Is Back to the Future the best film of the 80s? Well probably not, but at the end of the day, who cares? Released in 1985 the film featured one of the 3 versions of “The Power of Love”. No prizes are on offer for remembering the other two acts who had songs with the same title, but our hero was of course, Huey Lewis (and the News).
I think that Back to the Future grabbed me because of the irresistible hook of time travel. What would it be like to go back and see how our parents met? What would it be like to go forward into the future and see what becomes of us and / or our children? Perhaps the only slightly disconcerting aspect of the film is that fact that Marty is able to have such an impact on his father that there is the dramatic role reversal with him (George McFly) and Biff Tannen at the end of the film. But then of course, George was only standing up to (and beating) the bully, so perhaps it’s not so bad eh?
I can never remember, but it was either this or Ghostbusters that was the first film I was allowed to go to the pictures and watch on my own (well at least without me mum!). Ultimately B2F is a feelgood movie and along with the rest of the trilogy, good always seems to win out over narrow mindedness or meanness, anti-social-ism, call it what you will.
Is seminal an overused word? Possibly. However, in the case of The Breakfast Club I think that it can safely be employed. There is no other film which quite captures the zeitgeist of being a teenager (OK, an American teenager) like this one does – if there are they probably took their lead from John Hughes’ classic. In fact, please disregard my somewhat unnecessary comment about the fact that they are American teenagers. The roles that they portray are universal and I can certainly identify with one of the characters very closely – hint it’s not a female, and neither is it played by Emilio Estevez or Judd Nelson. I was certainly nerdy like Brian Johnson even if my attitude to work didn’t quite keep the analogy going.
The film is about the relationships between the five teens who seemingly have little in common than their dislike of the pompous, preening, borderline-psychotic Richard Vernon played so memorably by Paul Gleason. As they start to talk to each other, fuelled by a few ounces of dope they begin to see things from each others’ perspectives.

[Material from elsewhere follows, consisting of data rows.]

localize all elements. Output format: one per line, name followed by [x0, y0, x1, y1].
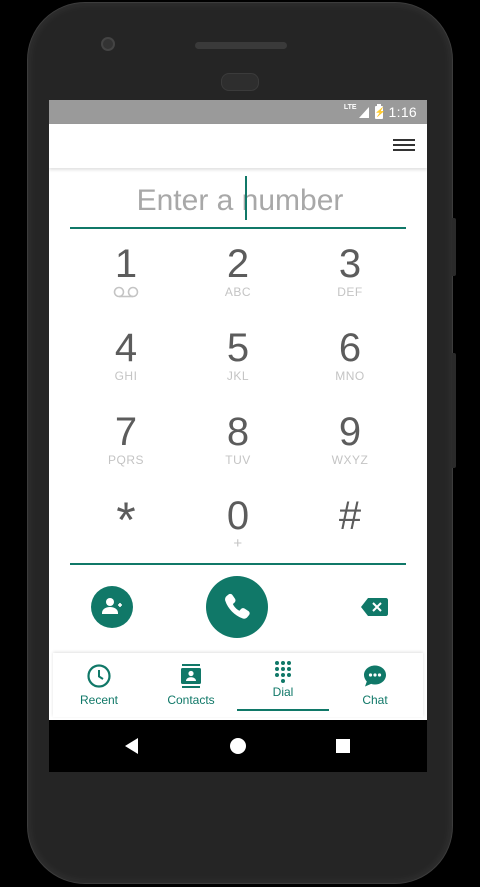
- key-9[interactable]: 9 WXYZ: [294, 402, 406, 486]
- key-digit: #: [338, 494, 362, 538]
- key-letters: WXYZ: [331, 453, 369, 467]
- dial-actions: [49, 574, 427, 644]
- clock-icon: [87, 664, 111, 688]
- home-icon[interactable]: [230, 738, 246, 754]
- phone-icon: [225, 593, 250, 619]
- chat-icon: [364, 665, 386, 687]
- key-digit: 4: [114, 326, 138, 370]
- key-digit: 6: [338, 326, 362, 370]
- key-digit: 9: [338, 410, 362, 454]
- dialpad-icon: [275, 661, 291, 683]
- key-digit: *: [116, 492, 136, 548]
- key-digit: 5: [226, 326, 250, 370]
- back-icon[interactable]: [125, 738, 138, 754]
- key-letters: DEF: [337, 285, 363, 299]
- screen: LTE 1:16 1 2 ABC 3 DEF 4 GHI 5: [49, 100, 427, 772]
- selected-tab-indicator: [237, 709, 329, 711]
- call-button[interactable]: [206, 576, 268, 638]
- number-field: [49, 174, 427, 229]
- key-digit: 3: [338, 242, 362, 286]
- key-letters: MNO: [335, 369, 365, 383]
- key-0[interactable]: 0 +: [182, 486, 294, 570]
- number-input[interactable]: [69, 180, 411, 222]
- network-type: LTE: [343, 103, 357, 111]
- key-letters: ABC: [224, 285, 252, 299]
- input-divider: [70, 227, 406, 229]
- earpiece-speaker: [195, 42, 287, 49]
- backspace-button[interactable]: [361, 598, 388, 616]
- nav-contacts[interactable]: Contacts: [145, 653, 237, 717]
- key-star[interactable]: *: [70, 486, 182, 570]
- key-6[interactable]: 6 MNO: [294, 318, 406, 402]
- nav-label: Chat: [362, 693, 388, 707]
- app-bar: [49, 124, 427, 168]
- menu-icon[interactable]: [393, 139, 415, 153]
- key-8[interactable]: 8 TUV: [182, 402, 294, 486]
- voicemail-icon: [113, 286, 139, 298]
- key-digit: 2: [226, 242, 250, 286]
- nav-dial[interactable]: Dial: [237, 653, 329, 717]
- nav-label: Contacts: [167, 693, 215, 707]
- key-digit: 8: [226, 410, 250, 454]
- add-contact-button[interactable]: [91, 586, 133, 628]
- key-letters: JKL: [226, 369, 250, 383]
- key-digit: 0: [226, 494, 250, 538]
- key-2[interactable]: 2 ABC: [182, 234, 294, 318]
- key-5[interactable]: 5 JKL: [182, 318, 294, 402]
- status-time: 1:16: [388, 104, 417, 120]
- recent-apps-icon[interactable]: [336, 739, 350, 753]
- volume-button: [452, 218, 456, 276]
- proximity-sensor: [221, 73, 259, 91]
- key-letters: PQRS: [107, 453, 144, 467]
- keypad-divider: [70, 563, 406, 565]
- status-bar: LTE 1:16: [49, 100, 427, 124]
- key-digit: 7: [114, 410, 138, 454]
- key-3[interactable]: 3 DEF: [294, 234, 406, 318]
- contacts-icon: [181, 664, 201, 688]
- text-cursor: [245, 176, 247, 220]
- bottom-navigation: Recent Contacts Dial Chat: [53, 653, 423, 717]
- key-4[interactable]: 4 GHI: [70, 318, 182, 402]
- battery-charging-icon: [374, 103, 386, 119]
- nav-recent[interactable]: Recent: [53, 653, 145, 717]
- system-navigation-bar: [49, 720, 427, 772]
- key-digit: 1: [114, 242, 138, 286]
- power-button: [452, 353, 456, 468]
- signal-icon: [358, 106, 369, 118]
- key-letters: TUV: [225, 453, 251, 467]
- key-letters: GHI: [114, 369, 138, 383]
- nav-label: Recent: [79, 693, 119, 707]
- front-camera: [101, 37, 115, 51]
- nav-label: Dial: [272, 685, 294, 699]
- nav-chat[interactable]: Chat: [329, 653, 421, 717]
- key-letters: +: [233, 535, 243, 552]
- key-hash[interactable]: #: [294, 486, 406, 570]
- person-add-icon: [102, 598, 122, 614]
- backspace-icon: [361, 598, 388, 616]
- key-7[interactable]: 7 PQRS: [70, 402, 182, 486]
- key-1[interactable]: 1: [70, 234, 182, 318]
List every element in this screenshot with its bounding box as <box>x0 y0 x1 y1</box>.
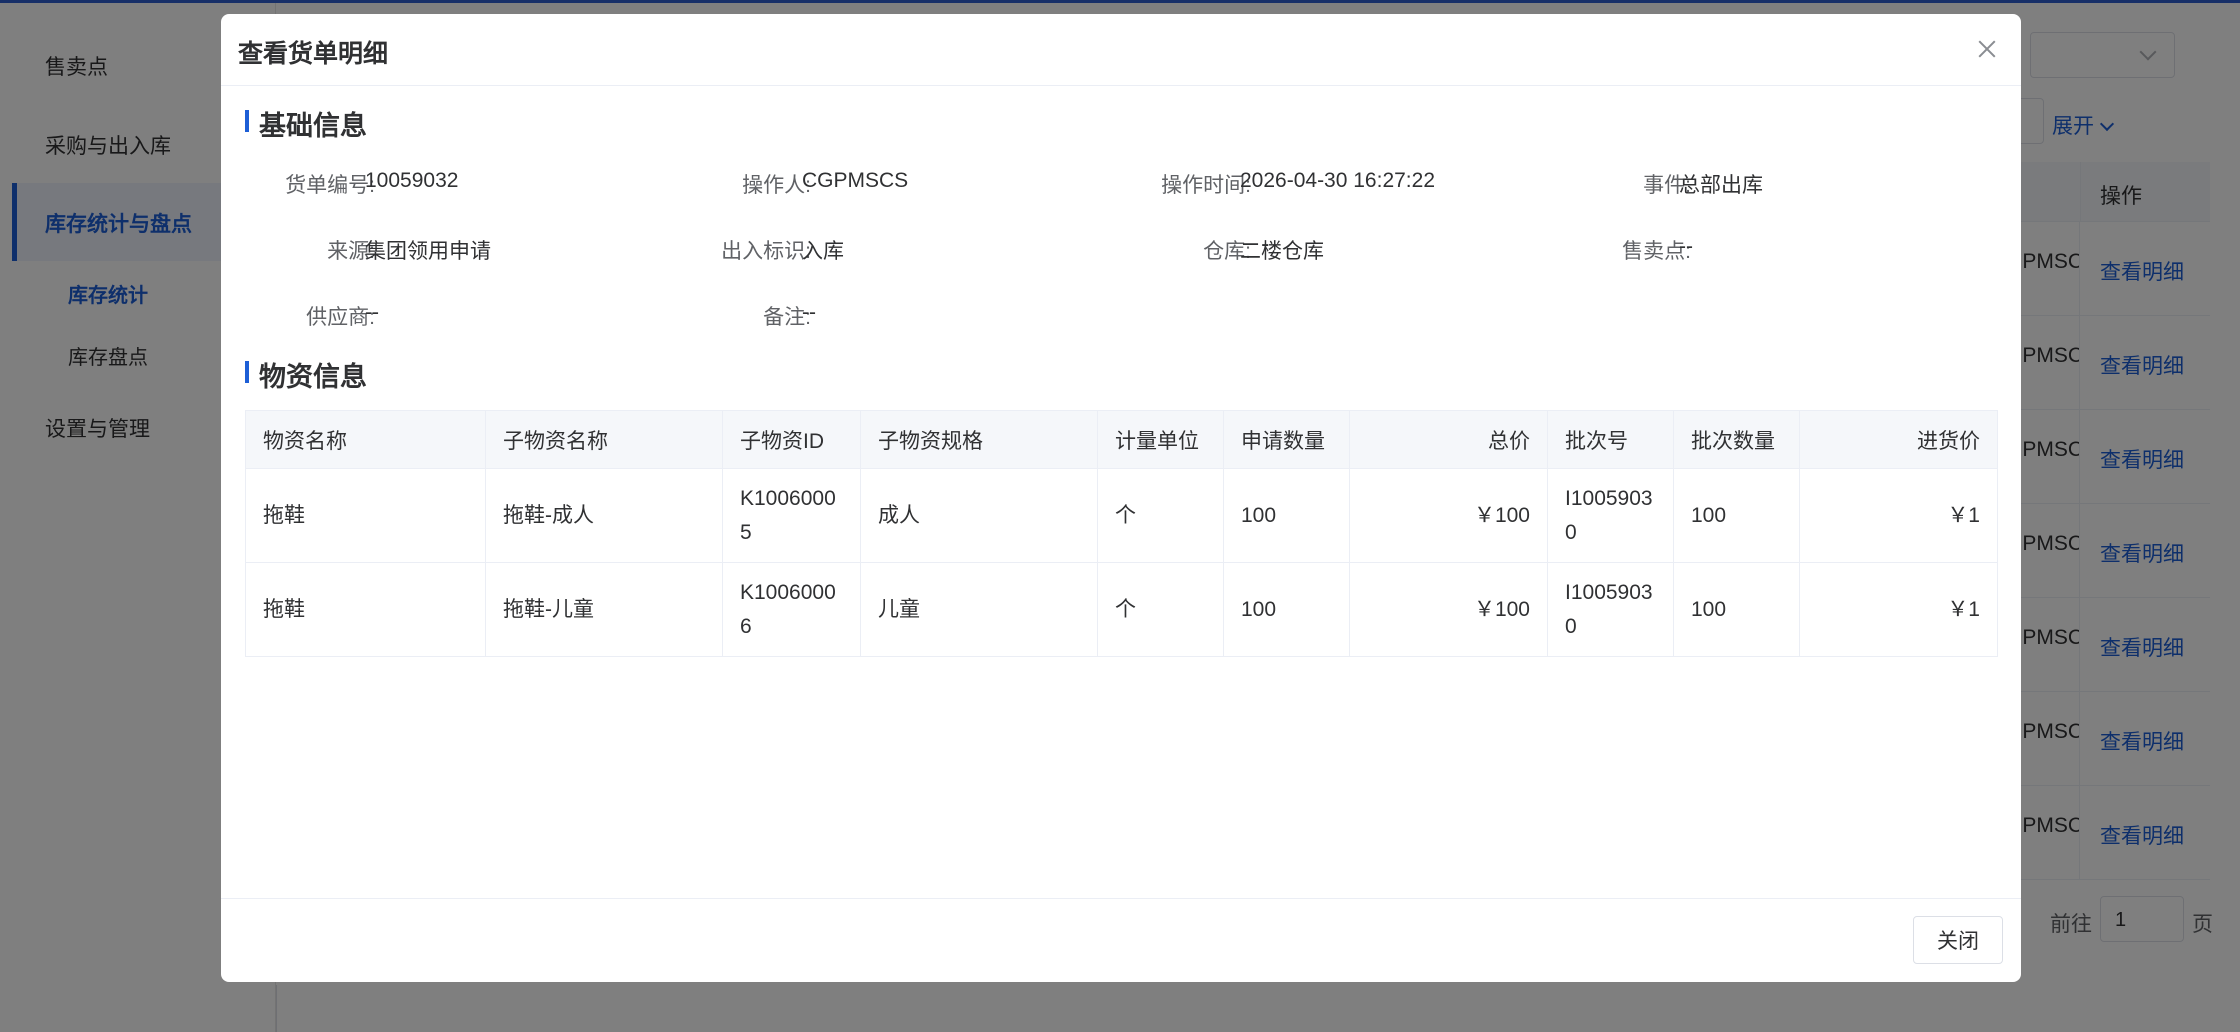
order-detail-dialog: 查看货单明细 基础信息 货单编号: 10059032 操作人: CGPMSCS … <box>221 14 2021 982</box>
cell-sub-material-id: K10060005 <box>722 468 861 563</box>
cell-batch-qty: 100 <box>1673 562 1800 657</box>
op-time-value: 2026-04-30 16:27:22 <box>1240 169 1435 192</box>
header-total-price: 总价 <box>1349 410 1548 469</box>
cell-purchase-price: ￥1 <box>1799 468 1998 563</box>
dialog-header: 查看货单明细 <box>221 14 2021 86</box>
dialog-title: 查看货单明细 <box>238 40 389 68</box>
io-flag-value: 入库 <box>802 240 844 263</box>
cell-unit: 个 <box>1097 562 1224 657</box>
remark-label: 备注: <box>763 306 811 329</box>
header-batch-no: 批次号 <box>1547 410 1674 469</box>
header-batch-qty: 批次数量 <box>1673 410 1800 469</box>
cell-sub-material-spec: 成人 <box>860 468 1098 563</box>
header-unit: 计量单位 <box>1097 410 1224 469</box>
header-material-name: 物资名称 <box>245 410 486 469</box>
sale-point-value: -- <box>1679 235 1693 258</box>
dialog-footer: 关闭 <box>221 898 2021 982</box>
operator-value: CGPMSCS <box>802 169 909 192</box>
io-flag-label: 出入标识: <box>721 240 811 263</box>
header-sub-material-name: 子物资名称 <box>485 410 723 469</box>
cell-sub-material-spec: 儿童 <box>860 562 1098 657</box>
cell-batch-no: I10059030 <box>1547 562 1674 657</box>
event-value: 总部出库 <box>1679 174 1763 197</box>
cell-batch-no: I10059030 <box>1547 468 1674 563</box>
sale-point-label: 售卖点: <box>1622 240 1691 263</box>
table-row: 拖鞋 拖鞋-儿童 K10060006 儿童 个 100 ￥100 I100590… <box>245 562 1998 657</box>
warehouse-value: 二楼仓库 <box>1240 240 1324 263</box>
header-sub-material-spec: 子物资规格 <box>860 410 1098 469</box>
order-no-label: 货单编号: <box>285 174 375 197</box>
materials-table: 物资名称 子物资名称 子物资ID 子物资规格 计量单位 申请数量 总价 批次号 … <box>245 410 1998 657</box>
cell-total-price: ￥100 <box>1349 468 1548 563</box>
cell-batch-qty: 100 <box>1673 468 1800 563</box>
cell-requested-qty: 100 <box>1223 562 1350 657</box>
cell-sub-material-name: 拖鞋-成人 <box>485 468 723 563</box>
supplier-label: 供应商: <box>306 306 375 329</box>
op-time-label: 操作时间: <box>1161 174 1251 197</box>
source-value: 集团领用申请 <box>365 240 491 263</box>
supplier-value: -- <box>365 301 379 324</box>
table-row: 拖鞋 拖鞋-成人 K10060005 成人 个 100 ￥100 I100590… <box>245 468 1998 563</box>
cell-sub-material-id: K10060006 <box>722 562 861 657</box>
cell-unit: 个 <box>1097 468 1224 563</box>
order-no-value: 10059032 <box>365 169 459 192</box>
cell-total-price: ￥100 <box>1349 562 1548 657</box>
cell-sub-material-name: 拖鞋-儿童 <box>485 562 723 657</box>
operator-label: 操作人: <box>742 174 811 197</box>
section-basic-info: 基础信息 <box>245 104 367 143</box>
section-materials-info: 物资信息 <box>245 355 367 394</box>
header-sub-material-id: 子物资ID <box>722 410 861 469</box>
cell-material-name: 拖鞋 <box>245 562 486 657</box>
close-icon[interactable] <box>1973 36 2001 64</box>
header-requested-qty: 申请数量 <box>1223 410 1350 469</box>
cell-purchase-price: ￥1 <box>1799 562 1998 657</box>
remark-value: -- <box>802 301 816 324</box>
close-button[interactable]: 关闭 <box>1913 916 2003 964</box>
event-label: 事件: <box>1643 174 1691 197</box>
source-label: 来源: <box>327 240 375 263</box>
header-purchase-price: 进货价 <box>1799 410 1998 469</box>
cell-material-name: 拖鞋 <box>245 468 486 563</box>
warehouse-label: 仓库: <box>1203 240 1251 263</box>
cell-requested-qty: 100 <box>1223 468 1350 563</box>
materials-table-header: 物资名称 子物资名称 子物资ID 子物资规格 计量单位 申请数量 总价 批次号 … <box>245 410 1998 469</box>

As they reveal why they are in detention on this nondescript Saturday the barriers between them fall and they begin to like each other for what they are and not for how well (or not) they fit their previously narrow and blinkered views on the world.
I love The Breakfast Club and although I didn’t see the film when it was released in 1985 (remember this was in the days before multiplex cinemas, plus I had no money to go and watch every single film which caught my fancy) I was a big, sorry huge, fan of the film’s signature tune as played by Simple Minds – a seminal 80s track from a seminal 80s band (there I used it again, twice). So, naturally I did the next best thing and bought that instead.